E allora, ricacciando in gola una bestemmia, perché proprio in quel momento l’attaccante si è mangiato un gol: “Come da quale parte? Ma a destra! Non vedi che il nostro portiere sta dalla parte opposta?”
“Ho capito, ma comunque i guanti del portiere sono di un rozzo allucinante. Non potrebbero usarne di più carini?”
“Ma se servono per bloccare meglio la presa e per non farsi male durante le parate. Ecco, guarda ‘sta punizione…”
“Che volgarità quei giocatori in barriera!

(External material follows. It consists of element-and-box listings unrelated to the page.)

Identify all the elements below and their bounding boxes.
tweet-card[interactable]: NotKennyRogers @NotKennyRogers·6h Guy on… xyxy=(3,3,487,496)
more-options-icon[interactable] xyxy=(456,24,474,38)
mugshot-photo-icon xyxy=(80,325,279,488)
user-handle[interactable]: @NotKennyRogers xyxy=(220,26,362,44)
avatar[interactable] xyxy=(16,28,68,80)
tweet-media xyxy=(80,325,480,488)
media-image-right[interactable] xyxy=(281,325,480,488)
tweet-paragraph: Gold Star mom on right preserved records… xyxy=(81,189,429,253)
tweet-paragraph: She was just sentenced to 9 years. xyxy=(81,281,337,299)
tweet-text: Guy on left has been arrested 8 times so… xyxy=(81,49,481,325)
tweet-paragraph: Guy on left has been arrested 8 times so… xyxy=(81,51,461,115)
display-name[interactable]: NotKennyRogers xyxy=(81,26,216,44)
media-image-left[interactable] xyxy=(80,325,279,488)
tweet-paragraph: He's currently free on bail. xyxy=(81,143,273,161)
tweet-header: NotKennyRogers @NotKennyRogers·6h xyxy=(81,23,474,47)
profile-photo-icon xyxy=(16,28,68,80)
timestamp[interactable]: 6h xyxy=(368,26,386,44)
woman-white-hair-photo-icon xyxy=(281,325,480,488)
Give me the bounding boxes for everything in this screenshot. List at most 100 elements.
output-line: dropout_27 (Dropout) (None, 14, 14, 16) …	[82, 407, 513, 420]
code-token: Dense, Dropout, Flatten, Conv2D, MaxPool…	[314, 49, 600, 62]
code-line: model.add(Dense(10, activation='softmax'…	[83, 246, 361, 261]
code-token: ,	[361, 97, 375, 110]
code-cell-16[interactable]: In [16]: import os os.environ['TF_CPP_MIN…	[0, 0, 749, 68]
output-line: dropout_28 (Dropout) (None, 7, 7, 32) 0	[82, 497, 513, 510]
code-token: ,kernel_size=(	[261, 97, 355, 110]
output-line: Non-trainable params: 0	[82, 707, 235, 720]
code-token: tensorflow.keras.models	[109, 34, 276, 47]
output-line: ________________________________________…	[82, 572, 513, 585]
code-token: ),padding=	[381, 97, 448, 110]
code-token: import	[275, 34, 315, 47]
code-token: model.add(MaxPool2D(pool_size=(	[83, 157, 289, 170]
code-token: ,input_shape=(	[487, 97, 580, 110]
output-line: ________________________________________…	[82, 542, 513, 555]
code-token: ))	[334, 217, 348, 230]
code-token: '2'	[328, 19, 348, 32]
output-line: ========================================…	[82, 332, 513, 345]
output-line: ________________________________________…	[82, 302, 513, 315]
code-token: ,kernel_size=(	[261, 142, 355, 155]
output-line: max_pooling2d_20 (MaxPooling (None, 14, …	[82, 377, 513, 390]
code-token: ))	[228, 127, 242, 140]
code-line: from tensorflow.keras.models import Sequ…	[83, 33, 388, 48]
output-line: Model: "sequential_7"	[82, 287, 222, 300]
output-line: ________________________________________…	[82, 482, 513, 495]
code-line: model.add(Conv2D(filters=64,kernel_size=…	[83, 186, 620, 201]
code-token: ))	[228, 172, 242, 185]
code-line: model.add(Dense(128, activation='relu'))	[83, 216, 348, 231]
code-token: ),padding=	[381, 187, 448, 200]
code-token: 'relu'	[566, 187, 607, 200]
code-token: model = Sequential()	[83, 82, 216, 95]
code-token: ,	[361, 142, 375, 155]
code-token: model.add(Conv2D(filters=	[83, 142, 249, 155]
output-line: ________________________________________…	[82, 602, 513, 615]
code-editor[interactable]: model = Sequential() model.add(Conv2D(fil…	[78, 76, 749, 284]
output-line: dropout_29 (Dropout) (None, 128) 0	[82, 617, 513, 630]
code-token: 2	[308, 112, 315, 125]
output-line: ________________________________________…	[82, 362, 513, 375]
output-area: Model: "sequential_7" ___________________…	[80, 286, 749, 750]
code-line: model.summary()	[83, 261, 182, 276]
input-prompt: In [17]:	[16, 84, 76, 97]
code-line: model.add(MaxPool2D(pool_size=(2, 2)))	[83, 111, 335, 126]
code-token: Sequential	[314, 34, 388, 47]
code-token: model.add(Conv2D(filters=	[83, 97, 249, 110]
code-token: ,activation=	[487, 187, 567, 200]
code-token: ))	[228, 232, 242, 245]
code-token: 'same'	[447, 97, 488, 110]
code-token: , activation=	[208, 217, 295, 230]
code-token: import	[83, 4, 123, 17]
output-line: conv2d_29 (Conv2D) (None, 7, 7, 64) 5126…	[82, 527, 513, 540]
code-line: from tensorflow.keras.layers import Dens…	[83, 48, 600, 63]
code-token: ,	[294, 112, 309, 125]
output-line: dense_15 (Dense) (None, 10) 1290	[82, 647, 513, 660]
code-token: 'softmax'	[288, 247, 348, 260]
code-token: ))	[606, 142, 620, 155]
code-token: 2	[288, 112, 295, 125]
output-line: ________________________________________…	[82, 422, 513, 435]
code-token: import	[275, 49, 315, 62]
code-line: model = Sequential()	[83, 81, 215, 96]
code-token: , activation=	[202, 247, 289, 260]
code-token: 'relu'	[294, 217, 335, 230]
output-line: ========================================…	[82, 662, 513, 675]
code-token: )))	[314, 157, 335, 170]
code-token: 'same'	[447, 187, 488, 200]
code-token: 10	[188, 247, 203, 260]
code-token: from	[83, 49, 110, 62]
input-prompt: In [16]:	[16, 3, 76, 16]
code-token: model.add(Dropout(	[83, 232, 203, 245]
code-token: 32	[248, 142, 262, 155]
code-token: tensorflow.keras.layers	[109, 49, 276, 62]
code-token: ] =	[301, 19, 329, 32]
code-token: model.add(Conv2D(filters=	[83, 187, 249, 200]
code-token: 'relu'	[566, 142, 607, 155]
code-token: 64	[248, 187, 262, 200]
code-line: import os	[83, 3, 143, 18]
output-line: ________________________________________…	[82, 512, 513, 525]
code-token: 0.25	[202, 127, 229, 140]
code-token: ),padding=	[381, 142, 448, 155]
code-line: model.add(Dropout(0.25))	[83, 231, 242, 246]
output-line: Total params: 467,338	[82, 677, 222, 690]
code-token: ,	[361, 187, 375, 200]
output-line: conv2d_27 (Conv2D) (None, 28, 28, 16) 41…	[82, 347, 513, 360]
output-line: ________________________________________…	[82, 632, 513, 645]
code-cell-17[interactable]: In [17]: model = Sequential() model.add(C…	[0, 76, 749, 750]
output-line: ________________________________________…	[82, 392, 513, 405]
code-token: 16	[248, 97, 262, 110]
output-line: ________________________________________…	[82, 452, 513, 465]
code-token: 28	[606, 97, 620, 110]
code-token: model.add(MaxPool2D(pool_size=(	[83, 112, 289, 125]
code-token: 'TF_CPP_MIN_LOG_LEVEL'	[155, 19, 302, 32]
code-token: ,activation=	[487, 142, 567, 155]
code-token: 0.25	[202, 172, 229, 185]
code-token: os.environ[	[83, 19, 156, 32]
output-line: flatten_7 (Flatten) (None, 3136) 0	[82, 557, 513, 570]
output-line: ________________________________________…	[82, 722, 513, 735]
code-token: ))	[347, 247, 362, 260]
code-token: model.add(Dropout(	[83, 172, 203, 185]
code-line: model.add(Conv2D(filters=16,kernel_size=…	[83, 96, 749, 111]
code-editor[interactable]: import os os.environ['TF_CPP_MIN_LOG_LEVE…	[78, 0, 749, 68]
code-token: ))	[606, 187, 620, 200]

Si toccano il pacco mentre il tipo sta per tirare il pallone!”
“Guarda che è solo per non farsi male!”
“Tu dici? Ma se è risaputo che voi uomini state sempre a sistemarvelo, spostarlo… pare che non troviate mai pace lì sotto!”
“Zitta, che c’è quest’arbitro che è proprio contro di noi!”
“Ma chi? Il tizio vestito di giallo fluorescente?Si rende conto che è proprio una cafonata quel colore? Ma perché si sposta ogni volta che il pallone va verso di lui?”
“L’arbitro non partecipa al gioco! Si chiama arbitro per questo! Deve sorvegliare i giocatori!”
“Ho capito, ma ciò non toglie che sia vestito a figura di niente. Nessuno ha mai fatto una lezione di stile ai giocatori sull'abbinamento dei colori?”
“Ma sono i colori del club!”
“Senti, a me ‘sti tizi in mutande sembrano proprio dei tamarri! Ma l’hai visto quello con la cresta? E quell’altro che tiene tutte quelle punte colorate… Gesù! Sembrano Jem e le Holograms!”
“Oddio… Oddio… vai! Vai! GOOOOOOOOLLLLLL!!!!”
“Trovo davvero sconvenienti queste ammucchiate ogni volta che il pallone entra nella rete. Non potrebbero esultare con maggiore sobrietà? Perché quello si mette il pallone sotto la maglia? Il tizio che si sbraccia fuori dal campo perché non entra pure lui?”. Ovvio che, di fronte ad un simile martellamento, solo la pratica zen è in grado di far mantenere la calma all’uomo che è in me, evitando che pulsioni omicide possano prendere il sopravvento, impedendogli finanche di seguire il match con la dovuta attenzione.
Quando il fischio finale pone termine alle ostilità, inizia un altro momento importantissimo: il dopopartita con commenti, interviste, analisi a caldo e a freddo, replay e opinionisti. In questa fase si precisano le impressioni, si fa il punto sulla prestazione della squadra e sulle prospettive future e si attende l’analisi del Mister.
E proprio mentre da studio iniziano i collegamenti e l’uomo che è in me, attentissimo, sta con la faccia incollata al video, la donna che è fuori e intorno a me si alza e spegne la tv, perché prima di andare a letto bisogna mettersi la crema da notte e struccarsi col latte detergente, tamponare le occhiaie col tonico e spazzolarsi i capelli.